KOCAELİ (A.A) - Çalışma ve Sosyal Güvenlik Bakanlığı Müsteşar
Yardımcısı Erhan Batur, geçen yıl kabul edilen Sendikalar ve Toplu İş Sözleşmesi
Kanunu hazırlık çalışmalarında, çalışma hayatının aktörlerinin üzerinde büyük
ölçüde mutabakat sağladığı bir metnin ortaya çıktığını söyledi.
Kocaeli Sanayi Odasında (KSO) düzenlenen Sendikalar ve Toplu İş Sözleşmesi
Kanunu Bilgilendirme Seminerinin açılışında konuşan Batur, dünyada sendikal
hareketlerin, işçi ve işverenlerin, sanayi devrimiyle birlikte ortaya çıkan
sorunlarına çözüm bulmak amacıyla oluştuğunu belirtti.
Batur, sendikaların, demokrasinin vazgeçilmez unsuru haline dönüştüğünü,
Türkiyede de endüstriyel ilişkilerin gelişmesine paralel olarak sosyal diyalog
ve sendikal faaliyetlerde önemli mesafeler katedildiğini vurguladı.
ILO sözleşmelerinde uyum ve AB üyelik sürecinde ilerleme sağlamak, 19.
Sosyal, Politika ve İstihdam Faslının açılış kriterinin yerine getirilmesi
amacıyla toplu iş ilişkilerini düzenleyen kanunların özgürlükçü bir tutumla ele
alındığını dile getiren Batur, şöyle konuştu:
Bu kapsamda kanun hazırlık çalışmalarında, üçlü danışma kurulunun yanında
çalışma hayatının aktörlerinin üzerinde büyük ölçüde mutabakat sağladığı bir
metin ortaya çıkmıştır. Bu metinde örgütlenmenin önündeki engellerin
kaldırılması, sendikal model ve toplu sözleşme düzeninin demokratik toplumlar
düzeyine çıkarılması, çalışma barışının sağlanması, uygulamadan kaynaklanan
sorunların giderilmesi, Uluslararası Çalışma Örgütünün eleştirilerinin
karşılanması için gerekli düzenlemeler yapılmıştır. Bu çalışmalar neticesinde
Türk endüstri ilişkileri sistemini ileri taşıyan, çağın değerlerini yansıtan ve
aynı zamanda Türk çalışma hayatının sorunlarına köklü çözüm getirmeyi amaçlayan
6356 sayılı Sendikalar ve Toplu İş Sözleşmesi Kanunu 18 Ekim 2012 tarihinde kabul
edilmiştir.
-Kıdem tazminatı-
Türkiye İşveren Sendikaları Konfederasyonu (TİSK) Yönetim Kurulu Başkanı
Tuğrul Kudatgobilik de dünyada büyüyen tek ülkenin Türkiye olduğunu söyledi.

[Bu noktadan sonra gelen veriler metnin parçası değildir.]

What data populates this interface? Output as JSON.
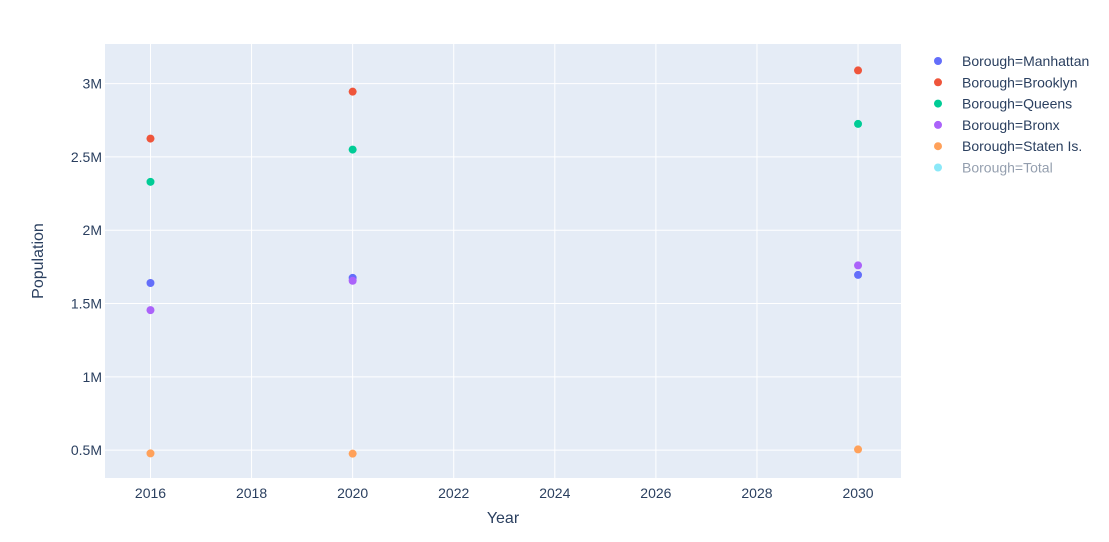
{
  "chart_data": {
    "type": "scatter",
    "xlabel": "Year",
    "ylabel": "Population",
    "xlim": [
      2015.1,
      2030.85
    ],
    "ylim": [
      310000,
      3270000
    ],
    "xticks": [
      2016,
      2018,
      2020,
      2022,
      2024,
      2026,
      2028,
      2030
    ],
    "xtick_labels": [
      "2016",
      "2018",
      "2020",
      "2022",
      "2024",
      "2026",
      "2028",
      "2030"
    ],
    "yticks": [
      500000,
      1000000,
      1500000,
      2000000,
      2500000,
      3000000
    ],
    "ytick_labels": [
      "0.5M",
      "1M",
      "1.5M",
      "2M",
      "2.5M",
      "3M"
    ],
    "grid": true,
    "legend_position": "right",
    "series": [
      {
        "name": "Borough=Manhattan",
        "color": "#636efa",
        "visible": true,
        "points": [
          [
            2016,
            1640000
          ],
          [
            2020,
            1675000
          ],
          [
            2030,
            1695000
          ]
        ]
      },
      {
        "name": "Borough=Brooklyn",
        "color": "#EF553B",
        "visible": true,
        "points": [
          [
            2016,
            2625000
          ],
          [
            2020,
            2945000
          ],
          [
            2030,
            3090000
          ]
        ]
      },
      {
        "name": "Borough=Queens",
        "color": "#00cc96",
        "visible": true,
        "points": [
          [
            2016,
            2330000
          ],
          [
            2020,
            2550000
          ],
          [
            2030,
            2725000
          ]
        ]
      },
      {
        "name": "Borough=Bronx",
        "color": "#ab63fa",
        "visible": true,
        "points": [
          [
            2016,
            1455000
          ],
          [
            2020,
            1655000
          ],
          [
            2030,
            1760000
          ]
        ]
      },
      {
        "name": "Borough=Staten Is.",
        "color": "#FFA15A",
        "visible": true,
        "points": [
          [
            2016,
            478000
          ],
          [
            2020,
            476000
          ],
          [
            2030,
            505000
          ]
        ]
      },
      {
        "name": "Borough=Total",
        "color": "#19d3f3",
        "visible": false,
        "points": []
      }
    ]
  }
}
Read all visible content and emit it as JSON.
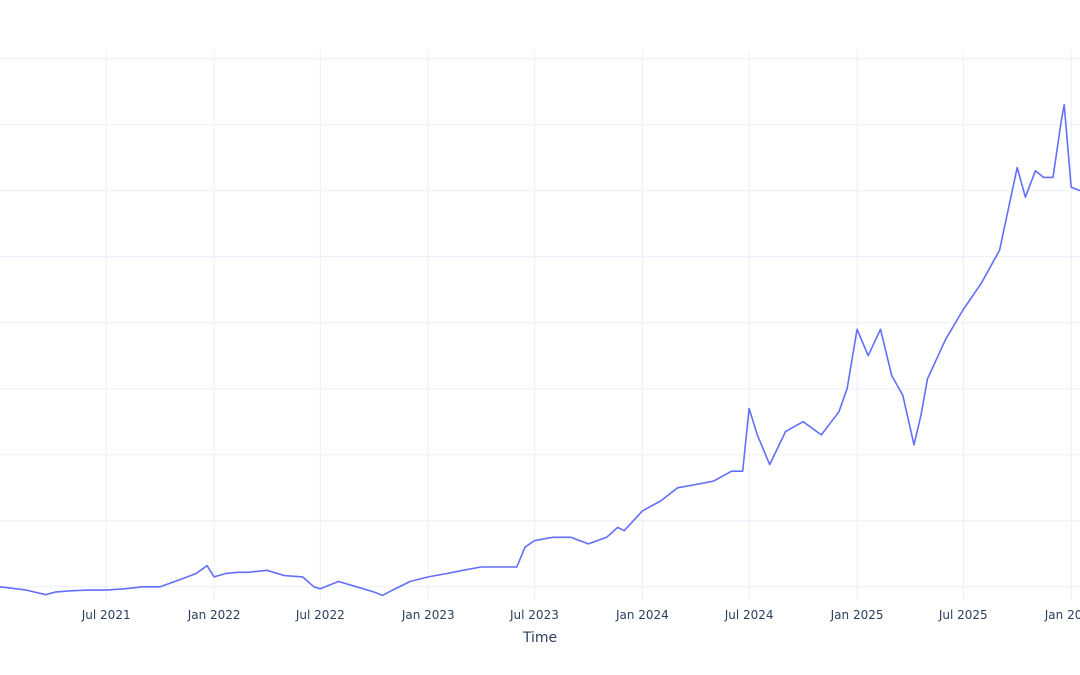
{
  "chart_data": {
    "type": "line",
    "title": "",
    "xlabel": "Time",
    "ylabel": "",
    "grid": true,
    "legend": "none",
    "xlim": [
      "2021-01-01",
      "2026-01-16"
    ],
    "ylim": [
      1.8,
      10.13
    ],
    "x_ticks": [
      {
        "date": "2021-07-01",
        "label": "Jul 2021"
      },
      {
        "date": "2022-01-01",
        "label": "Jan 2022"
      },
      {
        "date": "2022-07-01",
        "label": "Jul 2022"
      },
      {
        "date": "2023-01-01",
        "label": "Jan 2023"
      },
      {
        "date": "2023-07-01",
        "label": "Jul 2023"
      },
      {
        "date": "2024-01-01",
        "label": "Jan 2024"
      },
      {
        "date": "2024-07-01",
        "label": "Jul 2024"
      },
      {
        "date": "2025-01-01",
        "label": "Jan 2025"
      },
      {
        "date": "2025-07-01",
        "label": "Jul 2025"
      },
      {
        "date": "2026-01-01",
        "label": "Jan 2026"
      }
    ],
    "y_gridlines": [
      2,
      3,
      4,
      5,
      6,
      7,
      8,
      9,
      10
    ],
    "line_color": "#636efa",
    "series": [
      {
        "x": [
          "2021-01-01",
          "2021-02-15",
          "2021-03-20",
          "2021-04-05",
          "2021-05-01",
          "2021-06-01",
          "2021-07-01",
          "2021-08-01",
          "2021-09-01",
          "2021-10-01",
          "2021-11-01",
          "2021-12-01",
          "2021-12-20",
          "2022-01-01",
          "2022-01-20",
          "2022-02-10",
          "2022-03-01",
          "2022-04-01",
          "2022-05-01",
          "2022-06-01",
          "2022-06-20",
          "2022-07-01",
          "2022-08-01",
          "2022-09-01",
          "2022-10-01",
          "2022-10-15",
          "2022-11-01",
          "2022-12-01",
          "2023-01-01",
          "2023-02-01",
          "2023-03-01",
          "2023-04-01",
          "2023-05-01",
          "2023-06-01",
          "2023-06-15",
          "2023-07-01",
          "2023-08-01",
          "2023-09-01",
          "2023-10-01",
          "2023-11-01",
          "2023-11-20",
          "2023-12-01",
          "2024-01-01",
          "2024-02-01",
          "2024-03-01",
          "2024-04-01",
          "2024-05-01",
          "2024-06-01",
          "2024-06-20",
          "2024-07-01",
          "2024-07-15",
          "2024-08-05",
          "2024-09-01",
          "2024-10-01",
          "2024-11-01",
          "2024-12-01",
          "2024-12-15",
          "2025-01-01",
          "2025-01-20",
          "2025-02-10",
          "2025-03-01",
          "2025-03-20",
          "2025-04-08",
          "2025-04-20",
          "2025-05-01",
          "2025-06-01",
          "2025-07-01",
          "2025-08-01",
          "2025-09-01",
          "2025-10-01",
          "2025-10-15",
          "2025-11-01",
          "2025-11-15",
          "2025-12-01",
          "2025-12-15",
          "2025-12-20",
          "2026-01-01",
          "2026-01-16"
        ],
        "y": [
          2.0,
          1.95,
          1.88,
          1.92,
          1.94,
          1.95,
          1.95,
          1.97,
          2.0,
          2.0,
          2.1,
          2.2,
          2.32,
          2.15,
          2.2,
          2.22,
          2.22,
          2.25,
          2.17,
          2.15,
          2.0,
          1.97,
          2.08,
          2.0,
          1.92,
          1.87,
          1.95,
          2.08,
          2.15,
          2.2,
          2.25,
          2.3,
          2.3,
          2.3,
          2.6,
          2.7,
          2.75,
          2.75,
          2.65,
          2.75,
          2.9,
          2.85,
          3.15,
          3.3,
          3.5,
          3.55,
          3.6,
          3.75,
          3.75,
          4.7,
          4.3,
          3.85,
          4.35,
          4.5,
          4.3,
          4.65,
          5.0,
          5.9,
          5.5,
          5.9,
          5.2,
          4.9,
          4.15,
          4.6,
          5.15,
          5.75,
          6.2,
          6.6,
          7.1,
          8.35,
          7.9,
          8.3,
          8.2,
          8.2,
          9.05,
          9.3,
          8.05,
          8.0
        ]
      }
    ]
  }
}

Çinin büyüme oranını 11den 7,5 düştüğünü, 2013 ve 2014 yıllarında
Japonyanın büyüme oranının yüzde 1 ile 0 arasında olduğunu, Avrupa Birliğinde
büyüme oranının -1lerde olmasının beklendiğini belirten Kudatgobilik, şunları
kaydetti:
Amerika durdu. Latin Amerika, bir, iki puan oynuyor. Türkiye yükselen
yıldız oldu. Neyle- Türkiye sanayiyle Türk sanayi mamulü ihracatıyla bunu
başardı. Onun için bu kanunun birinci amacı, Türk sanayisinin yücelmesi, rekabet
gücünün artması ve istihdamın önüne engel teşkil etmemesidir. Tabi insan
haklarına, işçilere ve gelişmeye saygılı olacağız, kadın istihdamının arkasında
duracağız. Asla suiistimal etmeyeceğiz. Kanunu limitlere uyacağız. İş sağlığı ve
güvenliği, işverenlerin bir numaralı konusudur ifadesini kullandı.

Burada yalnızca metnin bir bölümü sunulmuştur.